A task force was formed Wednesday to make the College of Liberal Arts more inclusive by surveying students and crafting diversity and equity action plans, said one of the force’s co-chairs.
Monique Pikus, director of diversity and organizational climate of COLA’s Office of the Dean, created the 13-person task force and will chair the group with Karma Chávez, department chair of Mexican American and Latina/o Studies. The plan will include a one-year deadline and five-year deadline for completing initiatives to improve and broaden equity.
Pikus said she has only been in the directorial position for four months, so she wants to have the input of the COLA community about issues it faces. She said she hopes to get a better understanding of the individual experiences of different identities in COLA.
“My leadership approach is collaboration,” Pikus said. “To be a true leader, you can’t begin with, ‘This is what I want to do.’ I want the free flow of ideas, and the only way to do that is to preserve your own views until everyone has had the opportunity to express themselves and we’ve actually seen the data.”
Pikus enlisted the help of graduate researchers to reach COLA students, faculty and staff through focus groups and surveys, which will be sent out during the spring and summer. She expects to have the reports compiled by the fall so the task force can analyze the results and use them as inspiration for action plans.
History graduate student Christina Villarreal is Pikus’ graduate assistant and is creating the focus group questions. She said the questions aim to understand the experiences of students, faculty and staff, not just their demographics.
“These focus groups will give a better idea of different groups’ experience and perspective on diversity,” Villarreal said. “This will be one big source of data for the plan.”

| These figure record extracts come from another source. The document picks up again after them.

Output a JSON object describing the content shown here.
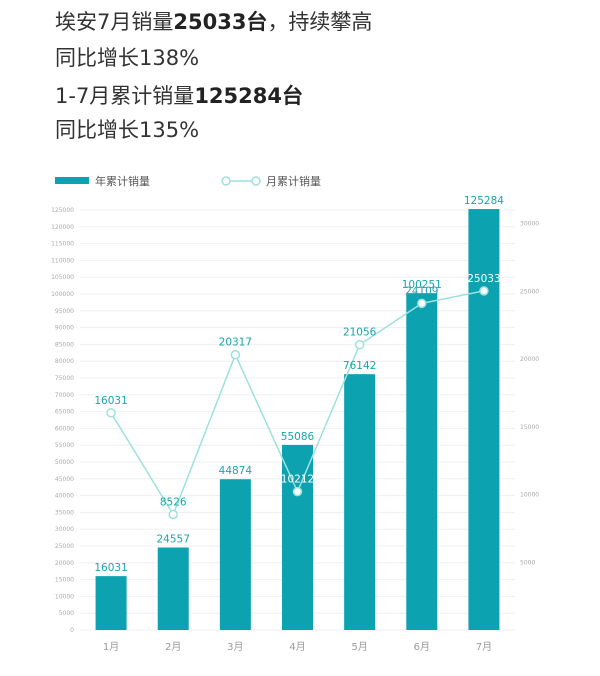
{
  "header": {
    "line1_prefix": "埃安7月销量",
    "line1_value": "25033台",
    "line1_suffix": "，持续攀高",
    "line2": "同比增长138%",
    "line3_prefix": "1-7月累计销量",
    "line3_value": "125284台",
    "line4": "同比增长135%"
  },
  "chart_data": {
    "type": "bar",
    "categories": [
      "1月",
      "2月",
      "3月",
      "4月",
      "5月",
      "6月",
      "7月"
    ],
    "series": [
      {
        "name": "年累计销量",
        "type": "bar",
        "axis": "left",
        "color": "#0da2b0",
        "values": [
          16031,
          24557,
          44874,
          55086,
          76142,
          100251,
          125284
        ]
      },
      {
        "name": "月累计销量",
        "type": "line",
        "axis": "right",
        "color": "#9de1dd",
        "values": [
          16031,
          8526,
          20317,
          10212,
          21056,
          24109,
          25033
        ]
      }
    ],
    "y_left": {
      "range": [
        0,
        125000
      ],
      "ticks": [
        0,
        5000,
        10000,
        15000,
        20000,
        25000,
        30000,
        35000,
        40000,
        45000,
        50000,
        55000,
        60000,
        65000,
        70000,
        75000,
        80000,
        85000,
        90000,
        95000,
        100000,
        105000,
        110000,
        115000,
        120000,
        125000
      ]
    },
    "y_right": {
      "range": [
        0,
        31000
      ],
      "ticks": [
        5000,
        10000,
        15000,
        20000,
        25000,
        30000
      ]
    },
    "grid": true,
    "legend": "top-left"
  }
}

Aside from Pikus and Chávez, members will self-nominate and be elected April 1. Representatives must include an undergraduate student, two graduate students, three staff members and four tenured and untenured faculty.
History professor Alberto Martínez nominated himself for the task force. He is the chair of the Independent Equity Committee, which published a report in October 2019 about the inequities Hispanic students and faculty face in academia.
Pikus said she hopes the task force might turn into a diversity board. She said she defines diversity broadly to encompass not only race, but also class, age, gender orientation, sexuality, parenting status and socioeconomic background.
“We are not one identity,” Pikus said. “We are multiple identities, and all of those impact our experience on campus. We want to make sure we are welcoming to all the identities.”
English junior DeShawn McKeel said he received the email announcing the creation of the task force and gets other messages from the University about diversity initiatives. He said as long as he has been at UT, he has not seen any results.
“It’s just a ‘for show’ type of thing,” McKeel said. “It’s all an act or the bare minimum to say they are doing something. I know for as long as I have been coming to UT, Black students have only been 4% of the population, and that has not changed at all.”